The Reserve Bank of India (RBI’s) Deputy Governor Swaminathan J on Friday said that stress in microfinance (MFI) is still not a big concern at a system level despite the increase in slippages witnessed in the sector. The apex bank has asked the lenders to strengthen their underwriting standards and collection efforts to limit the conversion of stress into Non-Performing Assets (NPAs).
“The Governor has said that in these segments where enhanced slippage is being witnessed, we have requested the banks and NBFCs to strengthen their underwriting standards and to step up their collection efforts to ensure that the stress does not translate into NPAs.
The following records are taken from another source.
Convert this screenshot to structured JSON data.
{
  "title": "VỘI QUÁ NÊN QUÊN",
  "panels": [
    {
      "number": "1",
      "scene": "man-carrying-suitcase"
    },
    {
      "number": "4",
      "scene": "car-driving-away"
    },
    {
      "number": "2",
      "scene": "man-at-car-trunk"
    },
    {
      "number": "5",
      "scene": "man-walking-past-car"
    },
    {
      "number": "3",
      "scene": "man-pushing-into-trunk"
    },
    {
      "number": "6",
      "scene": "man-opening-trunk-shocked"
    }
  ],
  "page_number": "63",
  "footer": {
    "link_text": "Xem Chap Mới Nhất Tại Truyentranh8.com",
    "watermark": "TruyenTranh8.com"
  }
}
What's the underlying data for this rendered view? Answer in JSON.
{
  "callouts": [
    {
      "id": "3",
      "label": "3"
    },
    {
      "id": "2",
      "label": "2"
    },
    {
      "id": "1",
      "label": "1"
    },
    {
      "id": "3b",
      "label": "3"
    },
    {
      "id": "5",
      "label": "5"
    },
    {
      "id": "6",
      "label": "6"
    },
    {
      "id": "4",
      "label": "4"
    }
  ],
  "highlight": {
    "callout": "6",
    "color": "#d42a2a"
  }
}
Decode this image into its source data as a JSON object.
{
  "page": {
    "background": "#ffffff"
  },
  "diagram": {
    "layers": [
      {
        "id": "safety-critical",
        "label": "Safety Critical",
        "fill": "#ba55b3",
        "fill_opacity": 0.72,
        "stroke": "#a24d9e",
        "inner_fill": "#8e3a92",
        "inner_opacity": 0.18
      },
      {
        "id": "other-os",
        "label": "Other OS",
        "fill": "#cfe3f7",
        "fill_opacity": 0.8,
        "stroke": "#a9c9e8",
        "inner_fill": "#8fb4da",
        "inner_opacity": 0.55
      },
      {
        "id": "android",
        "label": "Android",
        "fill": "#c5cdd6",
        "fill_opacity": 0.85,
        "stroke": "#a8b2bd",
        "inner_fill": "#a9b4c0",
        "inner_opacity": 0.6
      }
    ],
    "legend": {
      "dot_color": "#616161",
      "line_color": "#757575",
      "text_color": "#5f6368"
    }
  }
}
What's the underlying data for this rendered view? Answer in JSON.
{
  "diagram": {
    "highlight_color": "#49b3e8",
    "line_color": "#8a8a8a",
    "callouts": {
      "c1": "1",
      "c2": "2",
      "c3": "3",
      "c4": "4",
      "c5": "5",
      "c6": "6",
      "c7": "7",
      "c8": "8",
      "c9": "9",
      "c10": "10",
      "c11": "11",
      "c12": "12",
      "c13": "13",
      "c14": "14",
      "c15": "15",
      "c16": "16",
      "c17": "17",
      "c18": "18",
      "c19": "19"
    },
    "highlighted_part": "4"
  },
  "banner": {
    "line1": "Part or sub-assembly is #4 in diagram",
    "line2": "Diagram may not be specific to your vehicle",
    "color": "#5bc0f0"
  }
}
So, on the same theme, we continue to engage with the entities wherever we see any outlier behaviour. At the system level, it is still not a big concern,” the Deputy Governor said during a post-MPC press meet.
In the October MPC, the Governor had said that NBFCs, including MFIs and HFCs, should follow sustainable business goals focused on compliance, a strong risk management framework, strict adherence to the fair practices code, and a sincere approach to customer grievances, while also warning that the RBI would not hesitate to take appropriate action, if necessary.
The Deputy Governor also said, “About 20-30 basis points uptick in stress is something which we are confident the entities will be able to handle. In certain entities where these particular numbers are outliers, we deal with them on a bilateral basis, examining the steps they are taking to ensure that the stress is not widespread.”
Further, he also said that through the Self-Regulatory Organization (SRO), they have “enough levers” in the MFI space, and they are taking adequate steps to sensitise their members to adhere to the prudential guidelines of the RBI and ensure that household income assessment and prepayment obligations towards net monthly income, etc., are strictly followed.
Recently, the Microfinance Industry Network (MFIN), the SRO for MFIs, reduced the number of micro-lenders per client from the existing four to three. The new norms will be effective from January 2025. It has also restricted lenders from lending to delinquent clients, defined as those with overdue payments of more than 60 days and an outstanding amount exceeding Rs 3,000, from the previous 90 days. This comes months after the SRO capped microfinance loans to a client at Rs 2 lakh. Collateral-free agri loans limit increased to Rs 2 lakh
Reserve Bank of India has hiked the limit for the collateral-free agriculture loans by banks from Rs 1.6 lakh to Rs 2 lakh in view of the overall inflation and rise in agricultural input costs. This will enhance coverage of small and marginal farmers in the formal credit system.
This limit was enhanced from Rs 1 lakh, set in the year 2010 to Rs 1.6 lakh in the year 2019. The agricultural growth is supported by healthy kharif crop production, higher reservoir levels and better rabi sowing, RBI governor Shaktikanta Das said in his statement along with policy.